December 04, 2018
The cliche “you want fries with that?” is almost a rhetorical question, since french fries are the perfect combination of carbs and grease – and hopelessly addictive.
But the nutritional information for these crispy gems is far from impressive. In fact, a study published last year found that, controlling for other risk factors, participants who ate fried potatoes two to three times a week were at a higher risk of mortality compared with those who ate unfried potatoes.
Americans consume more potatoes than any other vegetable, eating an average of 115.6 pounds of white potatoes a year, of which two-thirds are in the form of french fries, potato chips and other frozen or processed potato products, according to the U.S. Department of Agriculture.
How many fries you eat matters more than things like the fries’ surface area or the type of oil used in making them, Lindsay Moyer, a senior nutritionist at the Center for Science in the Public Interest, told the New York Times.

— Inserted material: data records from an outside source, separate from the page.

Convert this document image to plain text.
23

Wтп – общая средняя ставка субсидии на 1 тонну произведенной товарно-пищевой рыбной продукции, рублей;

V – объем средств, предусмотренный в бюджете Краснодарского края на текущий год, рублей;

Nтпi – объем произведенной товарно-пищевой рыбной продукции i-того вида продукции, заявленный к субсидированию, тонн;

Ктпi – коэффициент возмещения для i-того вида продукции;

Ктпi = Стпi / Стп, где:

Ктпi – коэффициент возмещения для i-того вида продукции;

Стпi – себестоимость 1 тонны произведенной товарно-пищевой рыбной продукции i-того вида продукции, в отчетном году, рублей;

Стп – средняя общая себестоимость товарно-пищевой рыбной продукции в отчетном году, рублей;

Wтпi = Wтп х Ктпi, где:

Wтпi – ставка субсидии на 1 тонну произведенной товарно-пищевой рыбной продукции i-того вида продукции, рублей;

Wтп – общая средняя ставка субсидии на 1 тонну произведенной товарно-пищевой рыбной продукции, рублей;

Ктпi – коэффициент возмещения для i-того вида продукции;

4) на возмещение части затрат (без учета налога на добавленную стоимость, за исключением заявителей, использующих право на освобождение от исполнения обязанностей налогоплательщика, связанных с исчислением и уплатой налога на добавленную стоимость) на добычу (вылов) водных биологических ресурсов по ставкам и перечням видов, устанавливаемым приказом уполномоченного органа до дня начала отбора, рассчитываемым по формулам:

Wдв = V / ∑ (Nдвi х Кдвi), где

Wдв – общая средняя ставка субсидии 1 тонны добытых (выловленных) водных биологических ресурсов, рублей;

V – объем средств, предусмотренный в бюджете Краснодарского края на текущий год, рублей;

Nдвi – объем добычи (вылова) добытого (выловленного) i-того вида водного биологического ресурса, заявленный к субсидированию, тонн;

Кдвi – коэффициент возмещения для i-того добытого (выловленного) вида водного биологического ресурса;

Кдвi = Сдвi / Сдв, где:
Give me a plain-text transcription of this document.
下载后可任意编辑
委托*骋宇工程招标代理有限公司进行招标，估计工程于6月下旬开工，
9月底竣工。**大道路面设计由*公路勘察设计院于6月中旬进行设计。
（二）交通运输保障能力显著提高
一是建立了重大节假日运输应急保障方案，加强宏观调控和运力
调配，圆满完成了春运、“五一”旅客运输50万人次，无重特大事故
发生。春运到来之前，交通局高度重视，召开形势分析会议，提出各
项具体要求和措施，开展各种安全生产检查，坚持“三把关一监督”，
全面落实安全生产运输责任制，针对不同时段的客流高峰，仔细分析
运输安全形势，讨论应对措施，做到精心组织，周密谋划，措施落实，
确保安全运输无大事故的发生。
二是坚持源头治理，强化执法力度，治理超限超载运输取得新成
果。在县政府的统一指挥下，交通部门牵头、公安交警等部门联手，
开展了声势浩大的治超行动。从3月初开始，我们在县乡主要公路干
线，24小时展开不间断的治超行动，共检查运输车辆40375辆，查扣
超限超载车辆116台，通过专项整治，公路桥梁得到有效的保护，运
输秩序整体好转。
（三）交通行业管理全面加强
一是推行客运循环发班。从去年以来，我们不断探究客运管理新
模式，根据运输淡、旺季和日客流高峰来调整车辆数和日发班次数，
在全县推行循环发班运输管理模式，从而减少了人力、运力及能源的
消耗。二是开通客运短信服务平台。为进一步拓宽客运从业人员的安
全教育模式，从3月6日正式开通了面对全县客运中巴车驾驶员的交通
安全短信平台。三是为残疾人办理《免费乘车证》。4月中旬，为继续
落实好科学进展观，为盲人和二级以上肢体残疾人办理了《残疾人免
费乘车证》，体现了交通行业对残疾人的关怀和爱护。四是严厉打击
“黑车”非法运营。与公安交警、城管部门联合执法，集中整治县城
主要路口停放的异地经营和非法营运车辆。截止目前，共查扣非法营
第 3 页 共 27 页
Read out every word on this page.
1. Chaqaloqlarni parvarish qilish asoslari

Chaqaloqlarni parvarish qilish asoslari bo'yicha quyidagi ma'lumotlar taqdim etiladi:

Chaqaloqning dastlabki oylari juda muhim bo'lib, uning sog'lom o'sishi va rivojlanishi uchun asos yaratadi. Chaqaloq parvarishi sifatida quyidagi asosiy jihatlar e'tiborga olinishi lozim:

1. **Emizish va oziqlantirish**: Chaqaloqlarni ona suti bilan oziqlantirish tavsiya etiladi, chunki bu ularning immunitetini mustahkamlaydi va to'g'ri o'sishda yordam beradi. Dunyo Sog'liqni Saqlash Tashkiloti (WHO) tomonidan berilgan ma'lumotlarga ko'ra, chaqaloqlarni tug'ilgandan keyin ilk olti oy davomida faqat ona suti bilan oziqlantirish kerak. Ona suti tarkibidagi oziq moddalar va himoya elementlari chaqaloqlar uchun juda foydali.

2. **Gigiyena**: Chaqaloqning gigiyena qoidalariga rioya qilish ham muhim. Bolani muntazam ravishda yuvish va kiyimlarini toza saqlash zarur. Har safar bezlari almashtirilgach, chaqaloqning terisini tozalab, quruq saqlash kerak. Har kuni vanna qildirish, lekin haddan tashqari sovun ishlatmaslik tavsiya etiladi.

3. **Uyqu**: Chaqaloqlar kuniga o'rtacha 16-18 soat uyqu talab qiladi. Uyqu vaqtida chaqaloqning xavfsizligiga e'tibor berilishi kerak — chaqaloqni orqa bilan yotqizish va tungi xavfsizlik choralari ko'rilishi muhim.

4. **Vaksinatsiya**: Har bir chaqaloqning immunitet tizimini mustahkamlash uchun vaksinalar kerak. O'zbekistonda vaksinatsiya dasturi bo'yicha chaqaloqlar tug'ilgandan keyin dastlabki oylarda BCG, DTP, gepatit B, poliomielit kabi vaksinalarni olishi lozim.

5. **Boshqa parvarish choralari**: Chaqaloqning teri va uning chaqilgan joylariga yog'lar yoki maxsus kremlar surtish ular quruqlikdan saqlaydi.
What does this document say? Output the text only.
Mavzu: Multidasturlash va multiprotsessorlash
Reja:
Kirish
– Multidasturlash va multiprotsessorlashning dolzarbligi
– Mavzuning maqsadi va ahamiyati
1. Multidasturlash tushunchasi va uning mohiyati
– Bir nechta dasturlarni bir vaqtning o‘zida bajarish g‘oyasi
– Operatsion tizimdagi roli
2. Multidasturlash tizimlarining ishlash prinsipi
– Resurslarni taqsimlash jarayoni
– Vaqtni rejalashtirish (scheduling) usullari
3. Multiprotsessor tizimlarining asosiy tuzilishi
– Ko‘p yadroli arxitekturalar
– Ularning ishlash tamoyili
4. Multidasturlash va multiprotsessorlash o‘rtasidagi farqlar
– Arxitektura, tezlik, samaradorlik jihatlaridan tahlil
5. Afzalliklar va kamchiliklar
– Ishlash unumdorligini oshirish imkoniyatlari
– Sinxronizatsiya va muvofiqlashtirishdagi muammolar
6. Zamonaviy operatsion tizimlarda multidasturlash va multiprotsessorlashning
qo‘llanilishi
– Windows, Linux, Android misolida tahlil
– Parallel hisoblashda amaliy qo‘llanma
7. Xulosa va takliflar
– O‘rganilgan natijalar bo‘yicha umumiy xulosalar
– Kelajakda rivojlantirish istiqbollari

The Department of Agriculture lists a serving of fries as three ounces, which amounts to 12 to 15 individual potato sticks, or about 140 calories.
“I think it would be nice if your meal came with a side salad and six french fries,” Eric Rimm, a professor in the departments of epidemiology and nutrition at the Harvard T. H. Chan School of Public Health, told the Times.
Elaine Magee, the author of 25 books about nutrition and healthy cooking and a corporate dietitian for the Albertsons supermarket chain, recommended to savor the flavor.
Take half a fry, put it on your tongue and close your eyes, she told the Times. “Anything can be eaten healthfully if it’s eaten mindfully. If you eat french fries that way, you will probably be satisfied with 10.”
Magee also ranked the healthiest types of french fry kinds and cuts. She identified homemade baked fries, baked at high temperature with a sprinkling of canola or peanut oil, to be the healthiest. The least healthy option is a toss-up between waffle and curly fries, since both have greater surface area to absorb oil.
The middle ground? Sweet potato fries. While they are certainly not a healthy food by any means, sweet potato fries have more Vitamin A and fiber.